HUD’s “Affirmatively Furthering Fair Housing” Rule Is about Social Engineering, Not Desegregation

Failure to meet a racial quota is not the same thing as segregation. That basic fact has eluded the federal Department of Housing and Urban Development, which recently adopted a rule called “Affirmatively Furthering Fair Housing” that seeks to alter the racial makeup of America’s cities and towns even when there is no justifiable reason to do so.

This recently issued Fair Housing Act rule wrongly defines “segregation” as a “high concentration of persons of a particular race” or “religion.” (See 78 Fed. Reg. 43709, 43730.)

But mere “concentration” is not segregation. For example, Orthodox Jews are concentrated in certain neighborhoods because they have to walk to synagogue, not because of segregation.

The rule wrongly treats communities as segregated if they lack racially “balanced living patterns.” That ignores the 1964 Civil Rights Act, which states that school “‘desegregation” does not require institutions “to overcome racial imbalance,” and the Supreme Court, which stated in Fisher v. University of Texas (2013) that “racial balancing” is “patently unconstitutional.”

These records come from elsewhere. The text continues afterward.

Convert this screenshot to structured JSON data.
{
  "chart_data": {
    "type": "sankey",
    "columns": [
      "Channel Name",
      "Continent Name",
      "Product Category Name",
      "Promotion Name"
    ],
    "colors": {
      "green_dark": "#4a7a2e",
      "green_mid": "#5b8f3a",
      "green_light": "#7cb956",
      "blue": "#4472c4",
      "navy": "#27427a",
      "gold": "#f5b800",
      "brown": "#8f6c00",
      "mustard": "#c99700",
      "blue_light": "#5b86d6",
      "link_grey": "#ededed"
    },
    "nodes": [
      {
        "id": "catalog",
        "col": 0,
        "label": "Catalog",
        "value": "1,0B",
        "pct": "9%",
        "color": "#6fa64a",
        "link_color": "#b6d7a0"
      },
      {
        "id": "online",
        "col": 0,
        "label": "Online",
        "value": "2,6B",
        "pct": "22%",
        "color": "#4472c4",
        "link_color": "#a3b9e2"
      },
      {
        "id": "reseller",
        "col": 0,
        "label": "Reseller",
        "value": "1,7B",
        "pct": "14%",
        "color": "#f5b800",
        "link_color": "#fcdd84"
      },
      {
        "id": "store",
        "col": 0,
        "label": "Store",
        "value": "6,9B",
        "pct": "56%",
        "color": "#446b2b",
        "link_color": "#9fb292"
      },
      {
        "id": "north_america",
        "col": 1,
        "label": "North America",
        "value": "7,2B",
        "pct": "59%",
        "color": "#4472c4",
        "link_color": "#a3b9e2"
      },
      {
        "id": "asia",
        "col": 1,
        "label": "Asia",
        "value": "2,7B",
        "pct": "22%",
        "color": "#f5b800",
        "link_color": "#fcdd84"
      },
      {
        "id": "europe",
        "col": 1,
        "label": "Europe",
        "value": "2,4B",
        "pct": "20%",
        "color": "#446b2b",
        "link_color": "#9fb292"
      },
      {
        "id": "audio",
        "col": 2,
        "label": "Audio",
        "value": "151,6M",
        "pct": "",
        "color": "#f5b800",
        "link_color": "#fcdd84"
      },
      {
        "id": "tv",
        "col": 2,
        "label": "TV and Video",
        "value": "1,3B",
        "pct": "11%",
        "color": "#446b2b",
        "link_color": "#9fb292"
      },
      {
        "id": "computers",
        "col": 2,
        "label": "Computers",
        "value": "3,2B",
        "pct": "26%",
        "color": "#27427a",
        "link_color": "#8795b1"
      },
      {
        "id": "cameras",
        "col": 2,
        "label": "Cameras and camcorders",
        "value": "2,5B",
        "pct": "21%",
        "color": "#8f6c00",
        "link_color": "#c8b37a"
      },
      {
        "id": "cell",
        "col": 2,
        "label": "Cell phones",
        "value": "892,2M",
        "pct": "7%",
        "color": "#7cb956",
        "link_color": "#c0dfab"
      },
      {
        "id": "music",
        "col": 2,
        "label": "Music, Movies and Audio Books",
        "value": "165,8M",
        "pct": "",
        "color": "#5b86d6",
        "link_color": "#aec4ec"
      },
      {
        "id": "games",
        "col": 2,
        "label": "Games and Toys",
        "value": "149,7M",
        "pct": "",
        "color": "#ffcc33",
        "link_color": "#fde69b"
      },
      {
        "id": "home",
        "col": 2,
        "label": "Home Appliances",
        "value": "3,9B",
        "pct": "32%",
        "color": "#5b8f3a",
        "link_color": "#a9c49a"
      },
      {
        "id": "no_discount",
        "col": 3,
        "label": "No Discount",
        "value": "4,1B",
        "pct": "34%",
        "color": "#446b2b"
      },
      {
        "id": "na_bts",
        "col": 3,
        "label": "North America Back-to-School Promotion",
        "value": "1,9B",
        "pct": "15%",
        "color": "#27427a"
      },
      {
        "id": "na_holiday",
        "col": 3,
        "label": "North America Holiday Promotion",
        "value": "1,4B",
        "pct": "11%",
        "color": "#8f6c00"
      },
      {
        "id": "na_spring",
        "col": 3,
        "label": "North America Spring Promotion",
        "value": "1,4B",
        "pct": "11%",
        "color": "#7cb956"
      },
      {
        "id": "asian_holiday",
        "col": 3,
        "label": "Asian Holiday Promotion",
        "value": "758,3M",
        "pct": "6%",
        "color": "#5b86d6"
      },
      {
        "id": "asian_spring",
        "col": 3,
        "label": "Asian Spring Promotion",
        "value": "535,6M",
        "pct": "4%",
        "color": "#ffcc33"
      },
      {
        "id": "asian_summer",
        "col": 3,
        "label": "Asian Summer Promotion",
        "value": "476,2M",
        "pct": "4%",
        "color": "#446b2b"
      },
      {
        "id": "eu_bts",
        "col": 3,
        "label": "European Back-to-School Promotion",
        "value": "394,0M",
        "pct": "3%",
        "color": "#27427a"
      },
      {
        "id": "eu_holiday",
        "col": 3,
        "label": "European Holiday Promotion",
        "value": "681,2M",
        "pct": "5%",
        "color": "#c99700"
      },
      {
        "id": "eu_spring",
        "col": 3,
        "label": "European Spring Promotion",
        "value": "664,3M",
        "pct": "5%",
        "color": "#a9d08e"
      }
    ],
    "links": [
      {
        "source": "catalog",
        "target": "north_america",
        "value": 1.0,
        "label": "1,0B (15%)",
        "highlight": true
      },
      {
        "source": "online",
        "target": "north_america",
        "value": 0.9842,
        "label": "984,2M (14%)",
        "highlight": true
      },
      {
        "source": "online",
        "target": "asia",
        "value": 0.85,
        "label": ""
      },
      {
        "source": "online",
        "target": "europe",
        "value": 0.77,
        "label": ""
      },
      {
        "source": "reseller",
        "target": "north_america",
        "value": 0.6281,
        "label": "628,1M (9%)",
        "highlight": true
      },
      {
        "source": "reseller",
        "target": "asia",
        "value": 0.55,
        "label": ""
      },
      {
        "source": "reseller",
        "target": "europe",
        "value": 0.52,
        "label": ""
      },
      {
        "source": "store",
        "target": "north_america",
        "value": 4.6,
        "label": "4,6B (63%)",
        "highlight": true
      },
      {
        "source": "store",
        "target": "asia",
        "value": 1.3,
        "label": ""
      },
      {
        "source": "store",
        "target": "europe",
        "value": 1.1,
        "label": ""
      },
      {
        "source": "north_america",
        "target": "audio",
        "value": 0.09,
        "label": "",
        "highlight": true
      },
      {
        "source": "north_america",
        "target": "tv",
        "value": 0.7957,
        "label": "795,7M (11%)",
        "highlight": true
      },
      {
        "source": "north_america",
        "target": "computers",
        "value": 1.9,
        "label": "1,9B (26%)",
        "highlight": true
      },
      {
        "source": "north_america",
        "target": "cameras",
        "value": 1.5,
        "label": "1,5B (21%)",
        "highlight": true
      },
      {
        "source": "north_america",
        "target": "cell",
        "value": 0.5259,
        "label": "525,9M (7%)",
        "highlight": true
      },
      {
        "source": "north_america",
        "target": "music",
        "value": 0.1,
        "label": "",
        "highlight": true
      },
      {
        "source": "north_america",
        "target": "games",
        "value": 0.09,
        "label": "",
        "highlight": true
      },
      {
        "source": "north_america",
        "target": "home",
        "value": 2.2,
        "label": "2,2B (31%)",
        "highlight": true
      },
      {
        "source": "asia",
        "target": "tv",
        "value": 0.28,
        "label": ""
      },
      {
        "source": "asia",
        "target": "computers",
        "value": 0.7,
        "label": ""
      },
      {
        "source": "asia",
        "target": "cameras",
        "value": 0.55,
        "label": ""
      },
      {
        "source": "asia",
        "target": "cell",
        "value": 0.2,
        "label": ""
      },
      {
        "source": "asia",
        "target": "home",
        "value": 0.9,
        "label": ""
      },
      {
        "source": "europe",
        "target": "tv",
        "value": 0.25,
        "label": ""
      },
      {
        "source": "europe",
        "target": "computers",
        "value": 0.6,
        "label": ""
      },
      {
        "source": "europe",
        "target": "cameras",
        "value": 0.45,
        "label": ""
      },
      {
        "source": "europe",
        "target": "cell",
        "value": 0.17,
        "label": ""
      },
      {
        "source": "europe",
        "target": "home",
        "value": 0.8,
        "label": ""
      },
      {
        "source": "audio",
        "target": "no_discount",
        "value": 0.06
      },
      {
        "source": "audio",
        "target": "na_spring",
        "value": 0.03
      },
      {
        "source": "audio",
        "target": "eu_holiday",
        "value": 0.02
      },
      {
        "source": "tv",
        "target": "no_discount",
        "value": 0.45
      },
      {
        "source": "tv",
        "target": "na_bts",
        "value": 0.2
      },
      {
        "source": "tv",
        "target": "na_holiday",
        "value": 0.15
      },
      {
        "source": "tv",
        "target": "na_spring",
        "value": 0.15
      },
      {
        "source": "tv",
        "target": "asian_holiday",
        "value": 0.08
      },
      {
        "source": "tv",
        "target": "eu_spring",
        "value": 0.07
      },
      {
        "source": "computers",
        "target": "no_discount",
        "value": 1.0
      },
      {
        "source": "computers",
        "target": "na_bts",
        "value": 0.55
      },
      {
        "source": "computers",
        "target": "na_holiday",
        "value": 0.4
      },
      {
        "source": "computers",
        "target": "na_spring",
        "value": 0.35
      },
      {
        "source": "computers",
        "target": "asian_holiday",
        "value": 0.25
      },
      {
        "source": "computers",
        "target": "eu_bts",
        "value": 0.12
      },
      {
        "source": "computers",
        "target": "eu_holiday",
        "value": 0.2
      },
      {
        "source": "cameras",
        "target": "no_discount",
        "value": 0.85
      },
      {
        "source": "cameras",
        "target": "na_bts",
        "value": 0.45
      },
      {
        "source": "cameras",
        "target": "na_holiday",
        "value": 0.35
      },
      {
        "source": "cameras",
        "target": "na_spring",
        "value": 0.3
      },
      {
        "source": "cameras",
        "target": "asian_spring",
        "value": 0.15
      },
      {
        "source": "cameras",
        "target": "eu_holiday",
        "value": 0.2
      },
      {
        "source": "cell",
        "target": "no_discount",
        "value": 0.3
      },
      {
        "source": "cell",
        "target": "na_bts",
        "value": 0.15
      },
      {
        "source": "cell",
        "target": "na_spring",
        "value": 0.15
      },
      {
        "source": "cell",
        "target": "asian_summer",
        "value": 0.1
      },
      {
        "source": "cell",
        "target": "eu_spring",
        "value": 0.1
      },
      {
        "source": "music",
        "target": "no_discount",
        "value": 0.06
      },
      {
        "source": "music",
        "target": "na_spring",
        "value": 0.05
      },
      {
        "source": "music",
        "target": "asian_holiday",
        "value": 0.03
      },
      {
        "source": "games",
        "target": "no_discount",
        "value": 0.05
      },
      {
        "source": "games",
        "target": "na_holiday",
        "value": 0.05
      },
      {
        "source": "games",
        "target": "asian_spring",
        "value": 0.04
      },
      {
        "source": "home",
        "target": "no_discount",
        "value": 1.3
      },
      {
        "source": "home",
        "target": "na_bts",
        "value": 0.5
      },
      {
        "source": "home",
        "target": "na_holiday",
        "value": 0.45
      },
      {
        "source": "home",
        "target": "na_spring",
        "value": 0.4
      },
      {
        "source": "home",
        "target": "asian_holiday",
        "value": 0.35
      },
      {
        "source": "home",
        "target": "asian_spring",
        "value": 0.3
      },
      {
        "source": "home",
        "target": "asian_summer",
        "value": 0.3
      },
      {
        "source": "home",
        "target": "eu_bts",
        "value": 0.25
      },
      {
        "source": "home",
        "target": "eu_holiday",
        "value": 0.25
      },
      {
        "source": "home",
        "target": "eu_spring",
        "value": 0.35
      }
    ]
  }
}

The federal government should focus on breaking down arbitrary regulatory barriers to cheap housing—such as onerous zoning regulations—that disproportionately harm minorities (since the Fair Housing Act has now been interpreted, rightly or wrongly, to cover “disparate impact”). But it should not expect communities to meet arbitrary notions of racial “balance,” or spend taxpayer money to do so.